Some blind people already use handheld money scanners, but "the problem is that they"re an expensive device that people have to carry around just for that one task, as opposed to a system that can recognize money as well as help in wayfinding and other tasks," explains Stearns.

The system Tang envisions can also be trained to help find lost objects. A sighted person would take pictures of the user's personal effects and upload them to the computer, along with keywords. If the user were to misplace his cane or cell phone, he could simply say those words and the webcam would scan the environment for the visual information matching the uploaded image.

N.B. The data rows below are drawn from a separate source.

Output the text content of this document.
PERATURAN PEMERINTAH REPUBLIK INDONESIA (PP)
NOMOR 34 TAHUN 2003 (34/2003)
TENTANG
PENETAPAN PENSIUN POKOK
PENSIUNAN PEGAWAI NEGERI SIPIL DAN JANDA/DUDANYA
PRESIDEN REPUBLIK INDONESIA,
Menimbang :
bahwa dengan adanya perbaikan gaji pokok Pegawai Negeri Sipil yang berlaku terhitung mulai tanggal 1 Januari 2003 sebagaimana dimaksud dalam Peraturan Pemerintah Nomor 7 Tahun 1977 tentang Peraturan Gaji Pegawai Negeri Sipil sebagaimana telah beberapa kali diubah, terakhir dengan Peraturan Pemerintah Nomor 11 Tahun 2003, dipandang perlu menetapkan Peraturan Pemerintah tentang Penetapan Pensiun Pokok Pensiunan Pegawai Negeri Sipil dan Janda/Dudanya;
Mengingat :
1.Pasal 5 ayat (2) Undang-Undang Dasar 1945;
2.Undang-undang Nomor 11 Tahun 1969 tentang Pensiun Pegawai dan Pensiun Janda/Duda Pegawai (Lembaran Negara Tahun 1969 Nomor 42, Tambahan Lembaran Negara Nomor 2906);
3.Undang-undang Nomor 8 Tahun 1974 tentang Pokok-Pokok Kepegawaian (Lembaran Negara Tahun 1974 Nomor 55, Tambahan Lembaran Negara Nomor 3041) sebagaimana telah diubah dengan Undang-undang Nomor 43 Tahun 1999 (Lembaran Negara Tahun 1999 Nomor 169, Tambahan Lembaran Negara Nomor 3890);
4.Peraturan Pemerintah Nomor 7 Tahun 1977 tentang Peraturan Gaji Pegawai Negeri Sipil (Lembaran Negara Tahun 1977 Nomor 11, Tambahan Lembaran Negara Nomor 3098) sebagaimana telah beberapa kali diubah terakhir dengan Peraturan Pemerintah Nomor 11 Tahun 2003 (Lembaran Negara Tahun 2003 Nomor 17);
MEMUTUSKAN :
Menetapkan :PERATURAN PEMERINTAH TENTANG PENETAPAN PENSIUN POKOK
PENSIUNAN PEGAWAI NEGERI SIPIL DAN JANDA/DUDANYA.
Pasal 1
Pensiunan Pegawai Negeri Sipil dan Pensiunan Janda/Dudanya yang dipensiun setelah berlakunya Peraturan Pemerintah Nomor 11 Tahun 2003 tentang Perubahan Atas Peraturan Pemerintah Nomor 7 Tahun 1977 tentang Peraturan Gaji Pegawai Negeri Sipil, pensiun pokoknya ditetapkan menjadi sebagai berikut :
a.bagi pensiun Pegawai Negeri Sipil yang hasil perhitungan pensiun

Future goal: Facial recognition

Tang and the students have no shortage of ideas on how to move their system to the next phase and pull in yet more technologies. Their conversation is peppered with references to new high-tech devices and applications. Showing off their technology at a recent demonstration, Tang and Stearns had a lively debate over the potential merits of using two webcams instead of one. The cameras, each about the size of a ping pong ball, would be worn about 12 inches apart on the user"s chest or shoulders.

Tang: "A two-camera system will offer a wider field of view and give you depth and precise measurement of distance. Parallax can be calculated by the computer very quickly."
Stearns: "You can also get depth from a single camera, as long as you're moving, and it would be smaller and less expensive."
Tang: "But that's not as accurate."
Stearns: "You may have to combine them. That"s part of what my master"s thesis is going to be on."

The team also plans to tap existing software—and add algorithms of their own—to enable facial recognition and expression analysis.

"Without sight," says Tang, "you don't know if the person talking to you is facing you or paying attention. Is he smiling, angry, expressionless? Our webcam can give continuous feedback. It may seem unimportant, but it enhances the quality of the interaction."